Hinzu kommt die Reziprozitätsregel des Art. 12 Abs. 3,
wonach die Mitgliedstaaten Gesellschaften, die das Verhinderungsverbot und/oder
die Durchbrechungsregel anwenden, von der Geltung dieser Grundsätze
befreien können, wenn die Gesellschaft Ziel eines Übernahmeangebots
geworden ist und der Bieter oder die den Bieter kontrollierende Gesellschaft
die jeweiligen Grundsätze selbst nicht anwendet.
§ 3 - Der Ausschluss von Minderheitsaktionären
und das Andienungsrecht.
Nach Art. 15 Abs. 1 und 16 Abs. 1 der Richtlinie haben die
Mitgliedstaaten sicherzustellen, dass im Anschluss an ein Vollangebot die
Möglichkeit des Squeeze- und Sellout besteht.
Während der Squeeze-out in einer Möglichkeit des
Ausschlusses von
Minderheitsaktionären besteht, ist der Sell-out
eine Möglichkeit des Minderheitsaktionärs, den Mehrheitsaktionär
zu zwingen, seine Aktien zu erwerben.

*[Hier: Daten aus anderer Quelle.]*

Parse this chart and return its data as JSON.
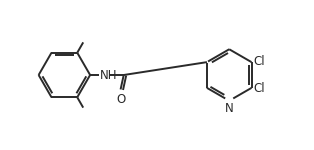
{
  "background_color": "#ffffff",
  "line_color": "#2a2a2a",
  "line_width": 1.4,
  "font_size_label": 8.5,
  "xlim": [
    0,
    10
  ],
  "ylim": [
    0,
    4.2
  ],
  "labels": {
    "NH": "NH",
    "O": "O",
    "N": "N",
    "Cl1": "Cl",
    "Cl2": "Cl"
  }
}
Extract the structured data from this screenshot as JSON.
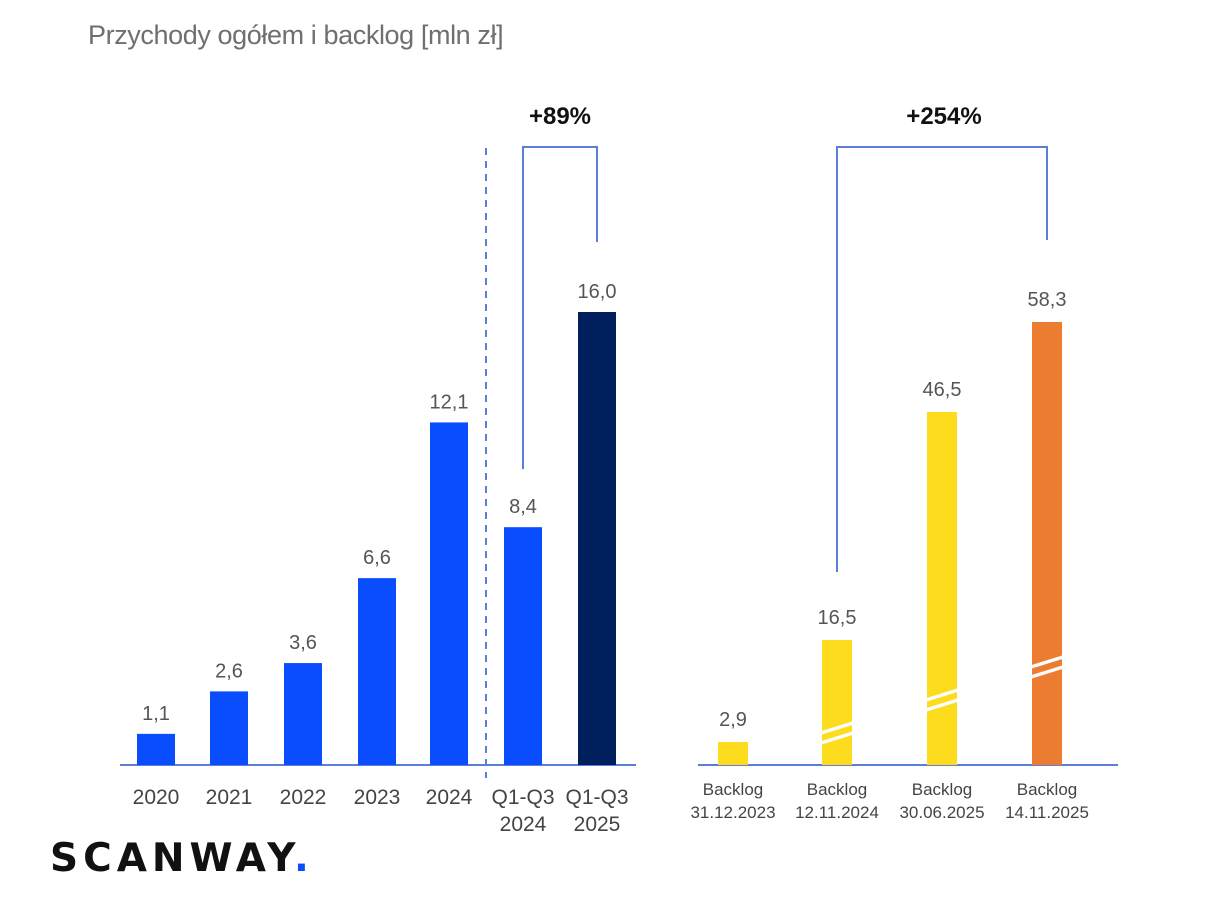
{
  "title": "Przychody ogółem i backlog [mln zł]",
  "logo": {
    "text": "SCANWAY",
    "dot": ".",
    "accent_color": "#0a4dff"
  },
  "colors": {
    "revenue_bar": "#0a4dff",
    "revenue_highlight": "#001f5c",
    "backlog_bar": "#fcdc1c",
    "backlog_highlight": "#ec7c30",
    "axis": "#5b7fd6",
    "bracket": "#5b7fd6",
    "value_text": "#555555",
    "tick_text": "#444444"
  },
  "chart_data": [
    {
      "type": "bar",
      "name": "revenue",
      "categories": [
        "2020",
        "2021",
        "2022",
        "2023",
        "2024",
        "Q1-Q3\n2024",
        "Q1-Q3\n2025"
      ],
      "values": [
        1.1,
        2.6,
        3.6,
        6.6,
        12.1,
        8.4,
        16.0
      ],
      "value_labels": [
        "1,1",
        "2,6",
        "3,6",
        "6,6",
        "12,1",
        "8,4",
        "16,0"
      ],
      "highlight_index": 6,
      "ylim": [
        0,
        16.0
      ],
      "separator_after_index": 4,
      "annotation": {
        "label": "+89%",
        "from_index": 5,
        "to_index": 6
      }
    },
    {
      "type": "bar",
      "name": "backlog",
      "categories": [
        "Backlog\n31.12.2023",
        "Backlog\n12.11.2024",
        "Backlog\n30.06.2025",
        "Backlog\n14.11.2025"
      ],
      "values": [
        2.9,
        16.5,
        46.5,
        58.3
      ],
      "value_labels": [
        "2,9",
        "16,5",
        "46,5",
        "58,3"
      ],
      "highlight_index": 3,
      "axis_break_indices": [
        1,
        2,
        3
      ],
      "annotation": {
        "label": "+254%",
        "from_index": 1,
        "to_index": 3
      }
    }
  ]
}
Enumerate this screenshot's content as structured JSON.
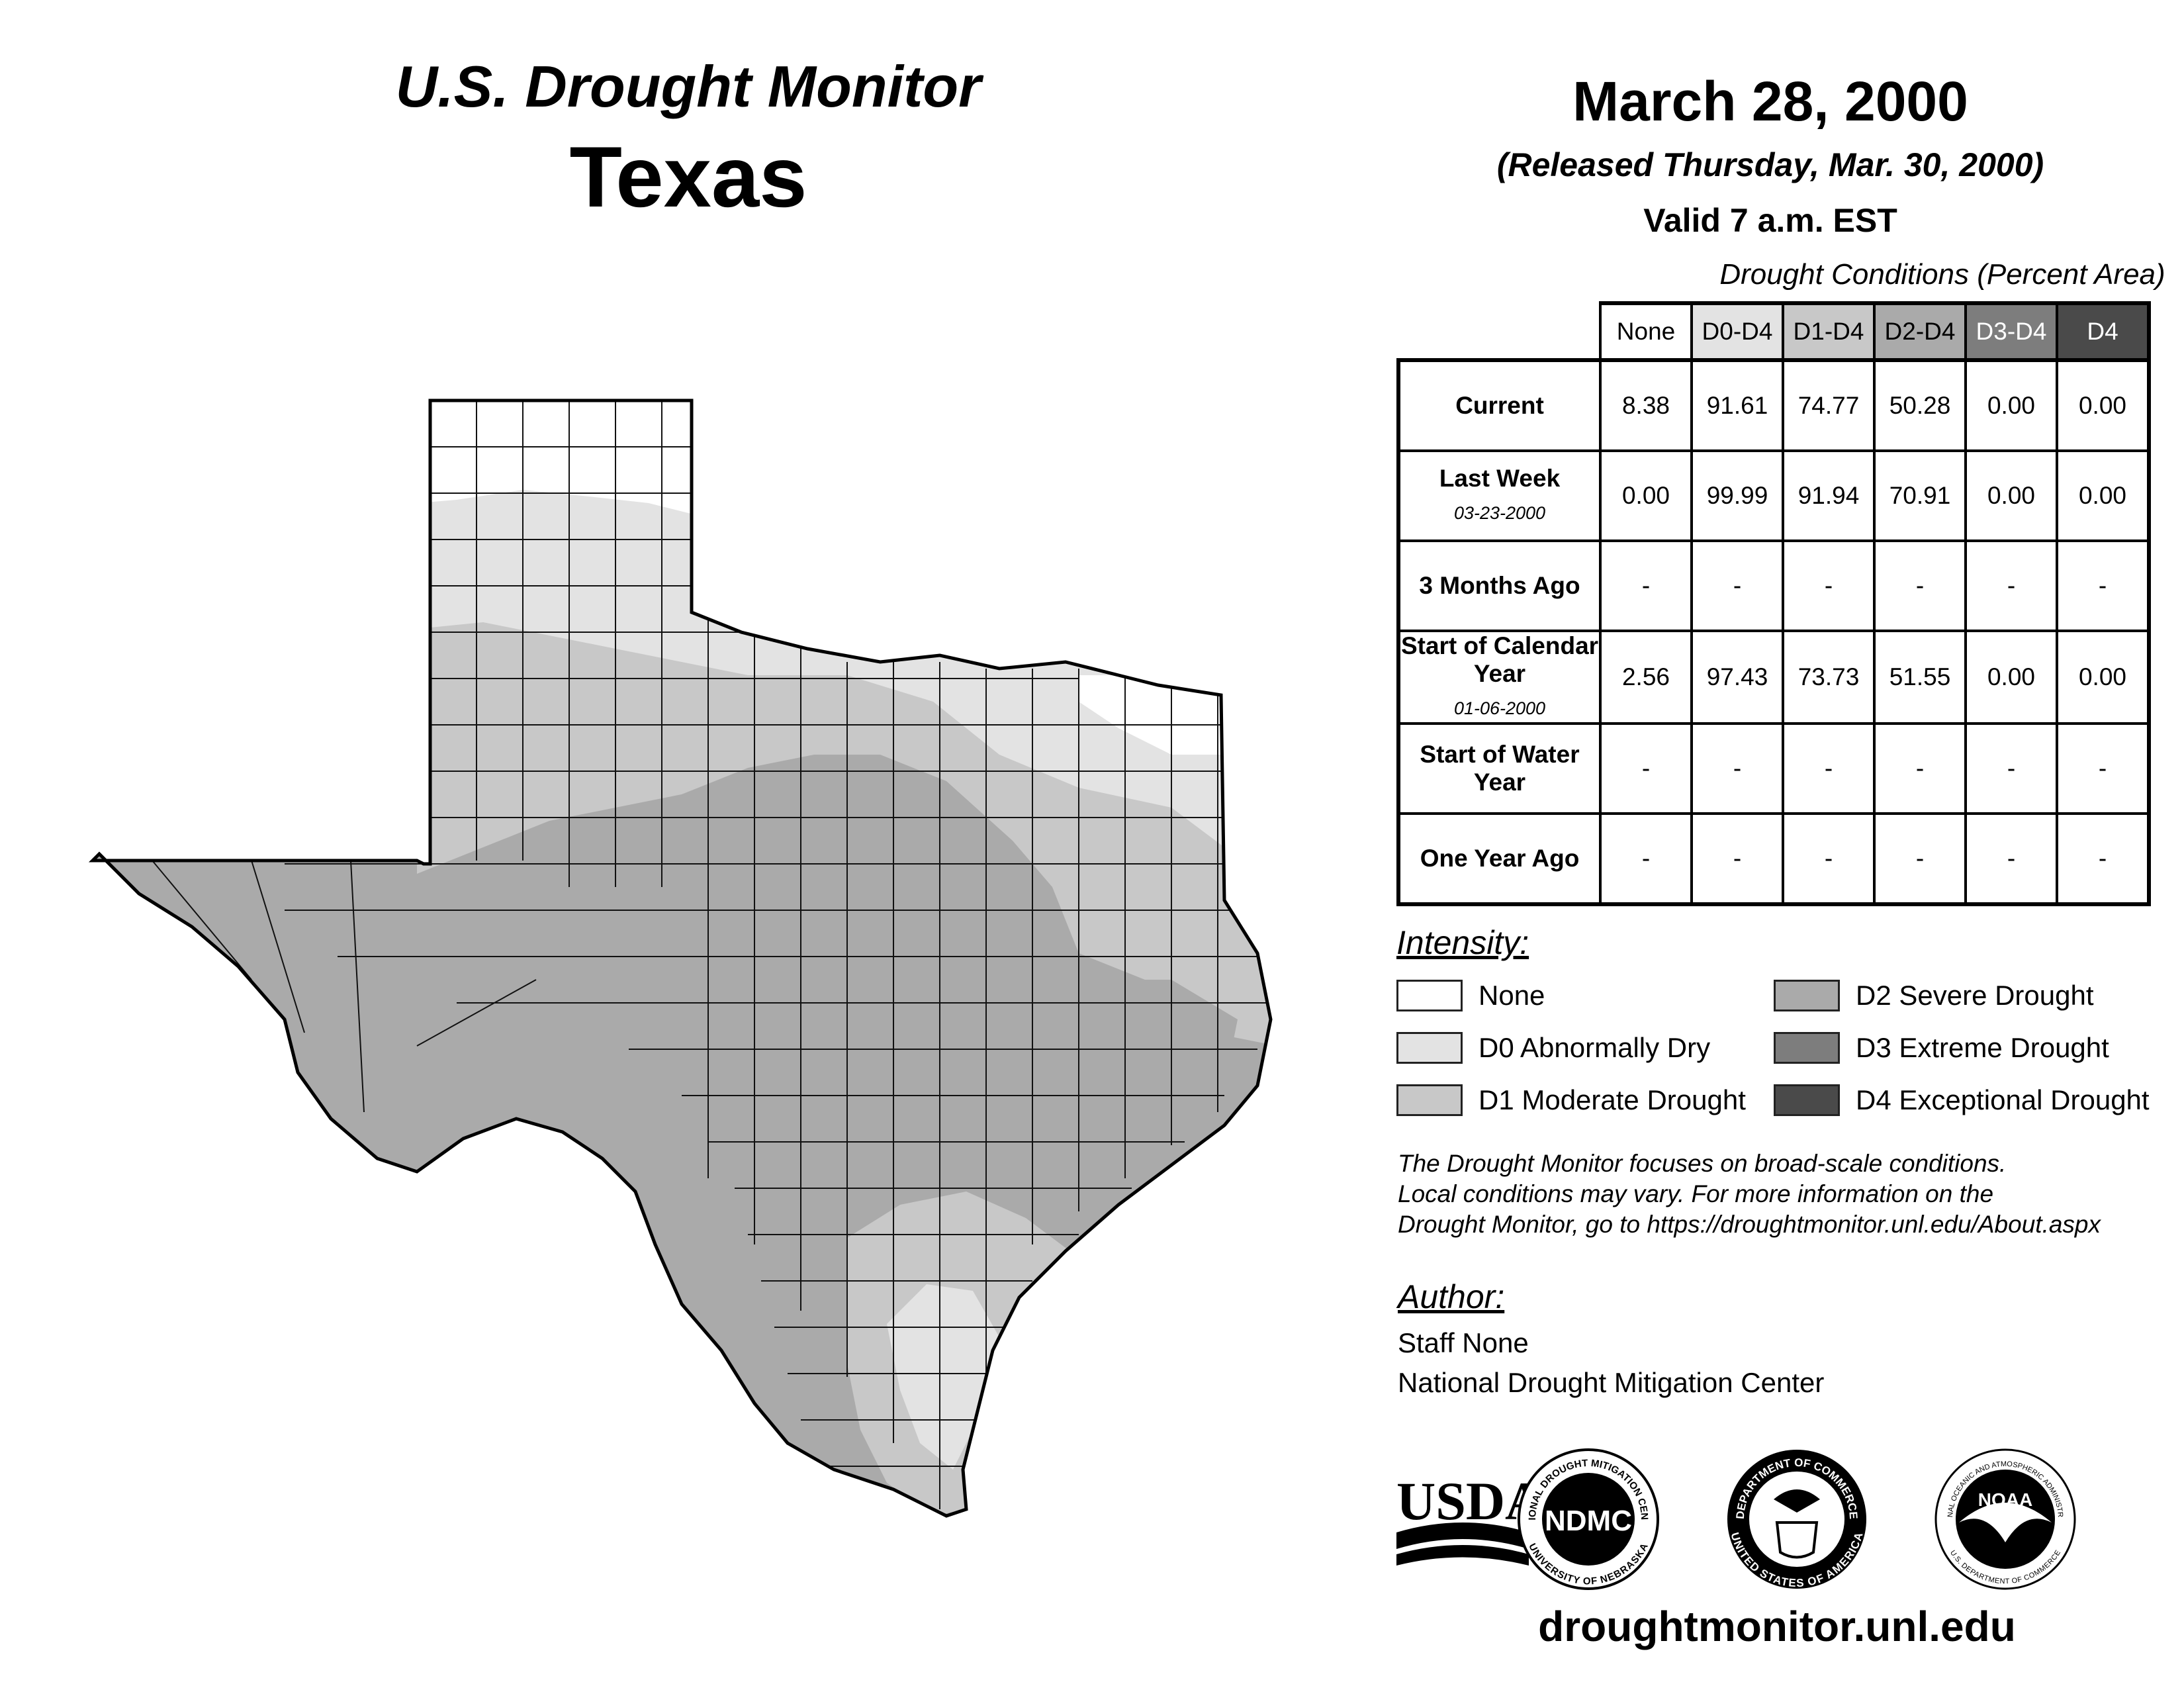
{
  "header": {
    "monitor_title": "U.S. Drought Monitor",
    "state": "Texas",
    "map_date": "March 28, 2000",
    "released": "(Released Thursday, Mar. 30, 2000)",
    "valid": "Valid 7 a.m. EST"
  },
  "table": {
    "caption": "Drought Conditions (Percent Area)",
    "columns": [
      "None",
      "D0-D4",
      "D1-D4",
      "D2-D4",
      "D3-D4",
      "D4"
    ],
    "rows": [
      {
        "label": "Current",
        "date": "",
        "values": [
          "8.38",
          "91.61",
          "74.77",
          "50.28",
          "0.00",
          "0.00"
        ]
      },
      {
        "label": "Last Week",
        "date": "03-23-2000",
        "values": [
          "0.00",
          "99.99",
          "91.94",
          "70.91",
          "0.00",
          "0.00"
        ]
      },
      {
        "label": "3 Months Ago",
        "date": "",
        "values": [
          "-",
          "-",
          "-",
          "-",
          "-",
          "-"
        ]
      },
      {
        "label": "Start of Calendar Year",
        "date": "01-06-2000",
        "values": [
          "2.56",
          "97.43",
          "73.73",
          "51.55",
          "0.00",
          "0.00"
        ]
      },
      {
        "label": "Start of Water Year",
        "date": "",
        "values": [
          "-",
          "-",
          "-",
          "-",
          "-",
          "-"
        ]
      },
      {
        "label": "One Year Ago",
        "date": "",
        "values": [
          "-",
          "-",
          "-",
          "-",
          "-",
          "-"
        ]
      }
    ]
  },
  "legend": {
    "title": "Intensity:",
    "items": [
      {
        "label": "None",
        "color": "#ffffff"
      },
      {
        "label": "D0 Abnormally Dry",
        "color": "#e3e3e3"
      },
      {
        "label": "D1 Moderate Drought",
        "color": "#c8c8c8"
      },
      {
        "label": "D2 Severe Drought",
        "color": "#aaaaaa"
      },
      {
        "label": "D3 Extreme Drought",
        "color": "#7d7d7d"
      },
      {
        "label": "D4 Exceptional Drought",
        "color": "#4a4a4a"
      }
    ]
  },
  "header_colors": [
    "#ffffff",
    "#e3e3e3",
    "#c8c8c8",
    "#aaaaaa",
    "#7d7d7d",
    "#4a4a4a"
  ],
  "note": {
    "line1": "The Drought Monitor focuses on broad-scale conditions.",
    "line2": "Local conditions may vary. For more information on the",
    "line3": "Drought Monitor, go to https://droughtmonitor.unl.edu/About.aspx"
  },
  "author": {
    "title": "Author:",
    "name": "Staff None",
    "org": "National Drought Mitigation Center"
  },
  "logos": {
    "usda": "USDA",
    "ndmc": "NDMC",
    "ndmc_ring_top": "NATIONAL DROUGHT MITIGATION CENTER",
    "ndmc_ring_bottom": "UNIVERSITY OF NEBRASKA",
    "doc_ring_top": "DEPARTMENT OF COMMERCE",
    "doc_ring_bottom": "UNITED STATES OF AMERICA",
    "noaa": "NOAA",
    "noaa_ring_top": "NATIONAL OCEANIC AND ATMOSPHERIC ADMINISTRATION",
    "noaa_ring_bottom": "U.S. DEPARTMENT OF COMMERCE"
  },
  "site_url": "droughtmonitor.unl.edu"
}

Die beiden Rechte unterliegen denselben
Voraussetzungen: Zunächst muss der Bieter ein an alle Aktionäre der
Zielgesellschaft gerichtetes Angebot für sämtliche Wertpapiere
abgegeben haben. Dann muss der Bieter infolge des Angebots einen bestimmten
Schwellenwert überschritten haben. Dieser entspricht 90 % oder 95 % des
stimmberechtigten Kapitals der Zielgesellschaft und der Stimmrechte. Die
Ausübung des Ausschluss- oder Andienungsrechts muss nach Art. 15 Abs. 4,
Art. 16 Abs. 3 innerhalb von drei Monaten nach Ablauf der Annahmefrist
erfolgen.
Eine angemessene Barabfindung muss den ausgeschlossenen oder
ausgetretenen Aktionären gewährleistet werden. Hinsichtlich der
Höhe dieser Abfindung unterscheiden Art. 15 Abs. 5 Unterabs. 2 und 3, Art.
16 Abs. 3 zwischen freiwilligen Angeboten und Pflichtangeboten. Beim
Pflichtangebot gilt die Gegenleistung des Angebots als angemessen. Es wird also
auf die Regel des Art. 5 Abs. 4 abgestellt. Bei einem freiwilligen Angebot gilt
die im Angebot vorgeschlagene Abfindung nur dann als angemessen, wenn der
Bieter durch die Annahme des Angebots Wertpapiere erworben hat, die mindestens
90 % des vom Angebot betroffenen stimmberechtigten Kapitals entsprechen.
Greifen diese Vermutungen nicht ein, so ist die angemessene Abfindung nach
Maßgabe der nationalen Regelungen zu ermitteln.